🤖 AI Summary
Current diffusion-based image editing methods lack scalable human preference data and a dedicated alignment training framework. This work proposes HP-Edit, the first preference-aligned post-training paradigm tailored for image editing. It begins by constructing an automated evaluator, HP-Scorer, leveraging a small set of human preference ratings and a pretrained vision-language model. HP-Scorer is then used to generate RealPref-50K, a large-scale preference dataset that serves as a reward signal in reinforcement learning–based post-training. The proposed approach significantly enhances the alignment between edited images and human preferences, achieving strong performance on the RealPref-Bench benchmark and effectively improving the real-world editing quality of models such as Qwen-Image-Edit-2509.
📝 Abstract
Common image editing tasks typically adopt powerful generative diffusion models as the leading paradigm for real-world content editing.

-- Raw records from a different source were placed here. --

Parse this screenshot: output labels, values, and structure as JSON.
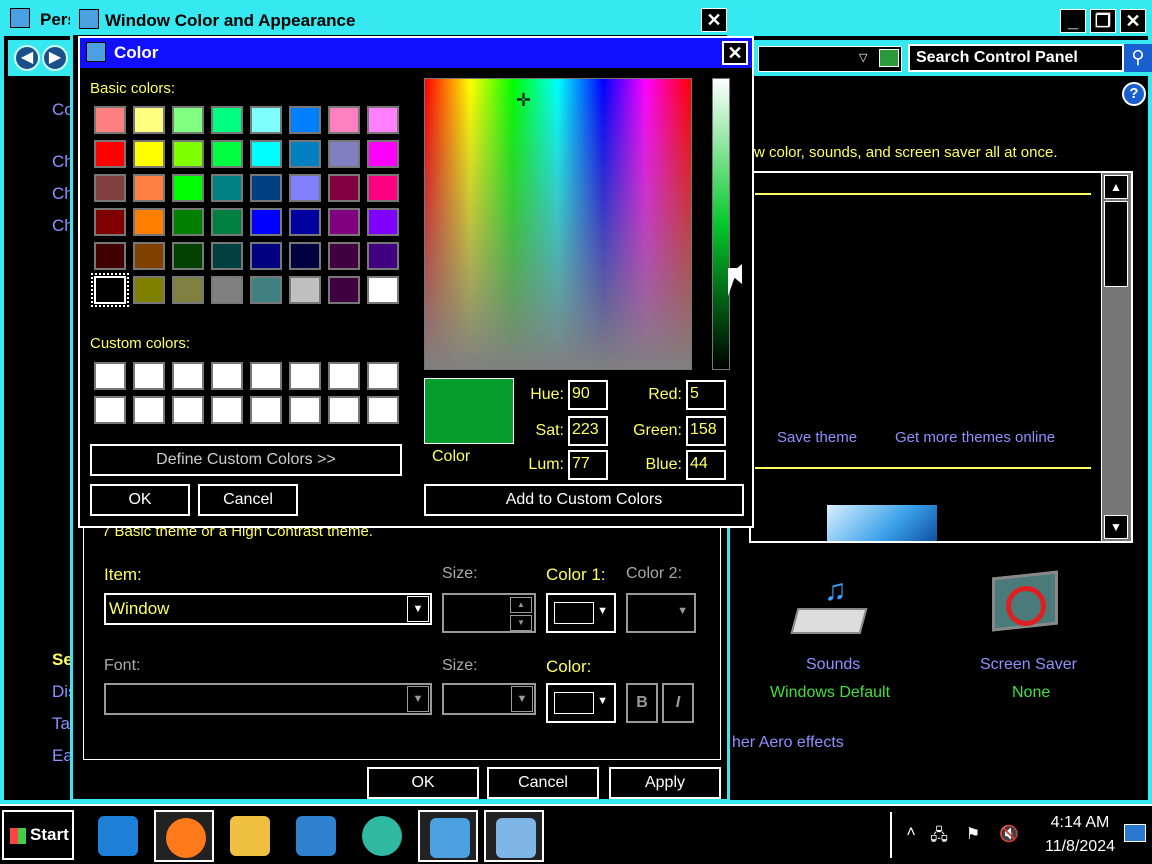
{
  "background_window": {
    "title": "Pers",
    "controls": {
      "minimize": "_",
      "maximize": "❐",
      "close": "✕"
    },
    "search_placeholder": "Search Control Panel",
    "left_links_top": [
      "Co",
      "Ch",
      "Ch",
      "Ch"
    ],
    "see_also_label": "Se",
    "left_links_bottom": [
      "Dis",
      "Tas",
      "Ea"
    ],
    "intro_text": "w color, sounds, and screen saver all at once.",
    "save_theme": "Save theme",
    "get_more_themes": "Get more themes online",
    "sounds_label": "Sounds",
    "sounds_value": "Windows Default",
    "screensaver_label": "Screen Saver",
    "screensaver_value": "None",
    "aero_link": "her Aero effects"
  },
  "wca_dialog": {
    "title": "Window Color and Appearance",
    "close": "✕",
    "description": "7 Basic theme or a High Contrast theme.",
    "item_label": "Item:",
    "item_value": "Window",
    "size_label": "Size:",
    "color1_label": "Color 1:",
    "color2_label": "Color 2:",
    "font_label": "Font:",
    "font_size_label": "Size:",
    "font_color_label": "Color:",
    "bold_label": "B",
    "italic_label": "I",
    "ok": "OK",
    "cancel": "Cancel",
    "apply": "Apply"
  },
  "color_dialog": {
    "title": "Color",
    "close": "✕",
    "basic_colors_label": "Basic colors:",
    "basic_colors": [
      [
        "#ff8080",
        "#ffff80",
        "#80ff80",
        "#00ff80",
        "#80ffff",
        "#0080ff",
        "#ff80c0",
        "#ff80ff"
      ],
      [
        "#ff0000",
        "#ffff00",
        "#80ff00",
        "#00ff40",
        "#00ffff",
        "#0080c0",
        "#8080c0",
        "#ff00ff"
      ],
      [
        "#804040",
        "#ff8040",
        "#00ff00",
        "#008080",
        "#004080",
        "#8080ff",
        "#800040",
        "#ff0080"
      ],
      [
        "#800000",
        "#ff8000",
        "#008000",
        "#008040",
        "#0000ff",
        "#0000a0",
        "#800080",
        "#8000ff"
      ],
      [
        "#400000",
        "#804000",
        "#004000",
        "#004040",
        "#000080",
        "#000040",
        "#400040",
        "#400080"
      ],
      [
        "#000000",
        "#808000",
        "#808040",
        "#808080",
        "#408080",
        "#c0c0c0",
        "#400040",
        "#ffffff"
      ]
    ],
    "selected_basic": {
      "row": 5,
      "col": 0
    },
    "custom_colors_label": "Custom colors:",
    "custom_colors": [
      [
        "#ffffff",
        "#ffffff",
        "#ffffff",
        "#ffffff",
        "#ffffff",
        "#ffffff",
        "#ffffff",
        "#ffffff"
      ],
      [
        "#ffffff",
        "#ffffff",
        "#ffffff",
        "#ffffff",
        "#ffffff",
        "#ffffff",
        "#ffffff",
        "#ffffff"
      ]
    ],
    "define_custom": "Define Custom Colors >>",
    "ok": "OK",
    "cancel": "Cancel",
    "color_label": "Color",
    "current_color": "#059e2c",
    "hue_label": "Hue:",
    "hue": "90",
    "sat_label": "Sat:",
    "sat": "223",
    "lum_label": "Lum:",
    "lum": "77",
    "red_label": "Red:",
    "red": "5",
    "green_label": "Green:",
    "green": "158",
    "blue_label": "Blue:",
    "blue": "44",
    "add_custom": "Add to Custom Colors"
  },
  "taskbar": {
    "start": "Start",
    "time": "4:14 AM",
    "date": "11/8/2024",
    "items": [
      {
        "name": "internet-explorer-icon",
        "color": "#1e7fd8"
      },
      {
        "name": "firefox-icon",
        "color": "#ff7a1a"
      },
      {
        "name": "file-explorer-icon",
        "color": "#f0c040"
      },
      {
        "name": "media-player-icon",
        "color": "#3080d0"
      },
      {
        "name": "app-circle-icon",
        "color": "#2fb9a0"
      },
      {
        "name": "control-panel-icon",
        "color": "#4aa0e0"
      },
      {
        "name": "display-settings-icon",
        "color": "#7fb6e8"
      }
    ]
  }
}
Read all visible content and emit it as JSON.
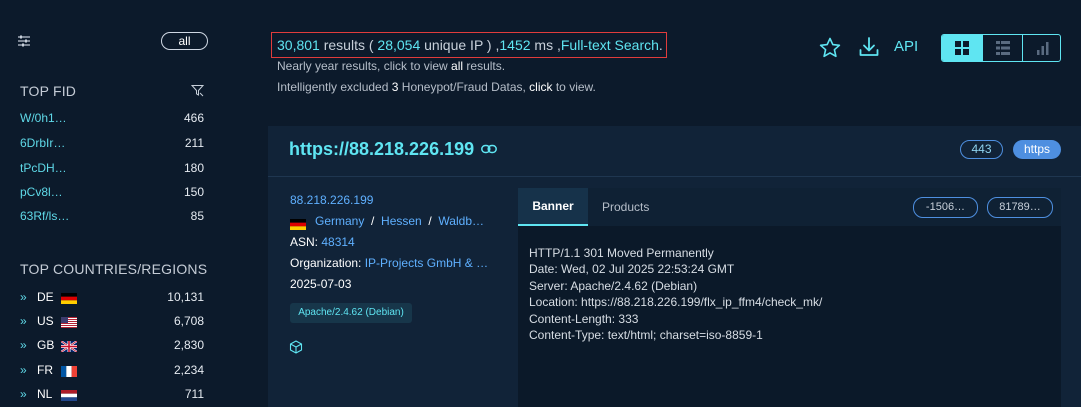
{
  "sidebar": {
    "all_label": "all",
    "top_fid_title": "TOP FID",
    "fids": [
      {
        "key": "W/0h1…",
        "count": "466"
      },
      {
        "key": "6DrbIr…",
        "count": "211"
      },
      {
        "key": "tPcDH…",
        "count": "180"
      },
      {
        "key": "pCv8l…",
        "count": "150"
      },
      {
        "key": "63Rf/ls…",
        "count": "85"
      }
    ],
    "countries_title": "TOP COUNTRIES/REGIONS",
    "countries": [
      {
        "code": "DE",
        "count": "10,131",
        "flag": "de-flag"
      },
      {
        "code": "US",
        "count": "6,708",
        "flag": "us-flag"
      },
      {
        "code": "GB",
        "count": "2,830",
        "flag": "gb-flag"
      },
      {
        "code": "FR",
        "count": "2,234",
        "flag": "fr-flag"
      },
      {
        "code": "NL",
        "count": "711",
        "flag": "nl-flag"
      }
    ]
  },
  "header": {
    "results_count": "30,801",
    "results_word": " results ( ",
    "unique_count": "28,054",
    "unique_word": " unique IP ) ,",
    "ms_value": "1452",
    "ms_word": " ms ,",
    "mode": "Full-text Search",
    "period": ".",
    "line2_prefix": "Nearly year results, click to view ",
    "line2_link": "all",
    "line2_suffix": " results.",
    "line3_prefix": "Intelligently excluded ",
    "line3_count": "3",
    "line3_mid": " Honeypot/Fraud Datas, ",
    "line3_link": "click",
    "line3_suffix": " to view.",
    "api_label": "API"
  },
  "result": {
    "url": "https://88.218.226.199",
    "port": "443",
    "protocol": "https",
    "ip": "88.218.226.199",
    "country": "Germany",
    "sep": "/",
    "region": "Hessen",
    "city": "Waldb…",
    "asn_label": "ASN:",
    "asn": "48314",
    "org_label": "Organization:",
    "org": "IP-Projects GmbH & …",
    "date": "2025-07-03",
    "server_tag": "Apache/2.4.62 (Debian)",
    "tabs": [
      "Banner",
      "Products"
    ],
    "hash1": "-1506…",
    "hash2": "81789…",
    "banner_lines": [
      "HTTP/1.1 301 Moved Permanently",
      "Date: Wed, 02 Jul 2025 22:53:24 GMT",
      "Server: Apache/2.4.62 (Debian)",
      "Location: https://88.218.226.199/flx_ip_ffm4/check_mk/",
      "Content-Length: 333",
      "Content-Type: text/html; charset=iso-8859-1"
    ]
  },
  "colors": {
    "background": "#0c1a2b",
    "accent": "#5fe5f2",
    "link": "#5fb0ff",
    "highlight_border": "#e03c3c"
  }
}
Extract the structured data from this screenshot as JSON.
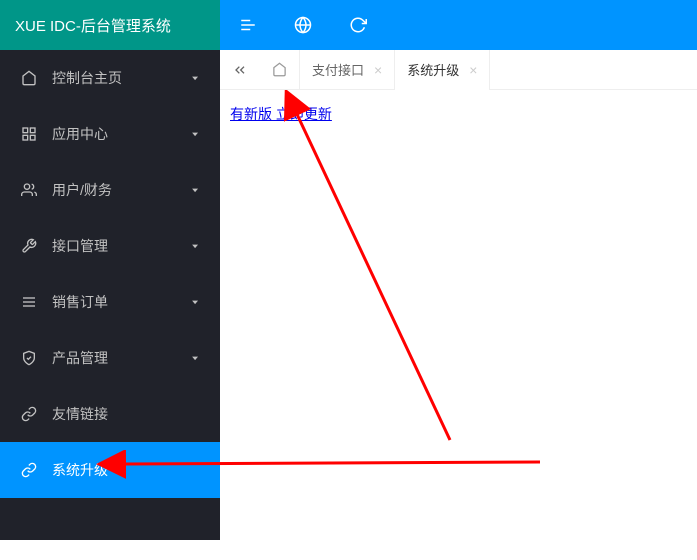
{
  "app": {
    "title": "XUE IDC-后台管理系统"
  },
  "sidebar": {
    "items": [
      {
        "icon": "home",
        "label": "控制台主页",
        "expandable": true
      },
      {
        "icon": "grid",
        "label": "应用中心",
        "expandable": true
      },
      {
        "icon": "users",
        "label": "用户/财务",
        "expandable": true
      },
      {
        "icon": "wrench",
        "label": "接口管理",
        "expandable": true
      },
      {
        "icon": "list",
        "label": "销售订单",
        "expandable": true
      },
      {
        "icon": "shield",
        "label": "产品管理",
        "expandable": true
      },
      {
        "icon": "link",
        "label": "友情链接",
        "expandable": false
      },
      {
        "icon": "link",
        "label": "系统升级",
        "expandable": false,
        "active": true
      }
    ]
  },
  "tabs": [
    {
      "label": "支付接口",
      "active": false
    },
    {
      "label": "系统升级",
      "active": true
    }
  ],
  "content": {
    "update_link": "有新版 立即更新"
  },
  "annotations": {
    "arrow1_color": "#ff0000",
    "arrow2_color": "#ff0000"
  }
}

Meanwhile, although reinforcement learning (RL) methods such as Diffusion-DPO and Flow-GRPO have further improved generation quality, efficiently applying Reinforcement Learning from Human Feedback (RLHF) to diffusion-based editing remains largely unexplored, due to a lack of scalable human-preference datasets and frameworks tailored to diverse editing needs. To fill this gap, we propose HP-Edit, a post-training framework for Human Preference-aligned Editing, and introduce RealPref-50K, a real-world dataset across eight common tasks and balancing common object editing. Specifically, HP-Edit leverages a small amount of human-preference scoring data and a pretrained visual large language model (VLM) to develop HP-Scorer--an automatic, human preference-aligned evaluator. We then use HP-Scorer both to efficiently build a scalable preference dataset and to serve as the reward function for post-training the editing model. We also introduce RealPref-Bench, a benchmark for evaluating real-world editing performance. Extensive experiments demonstrate that our approach significantly enhances models such as Qwen-Image-Edit-2509, aligning their outputs more closely with human preference.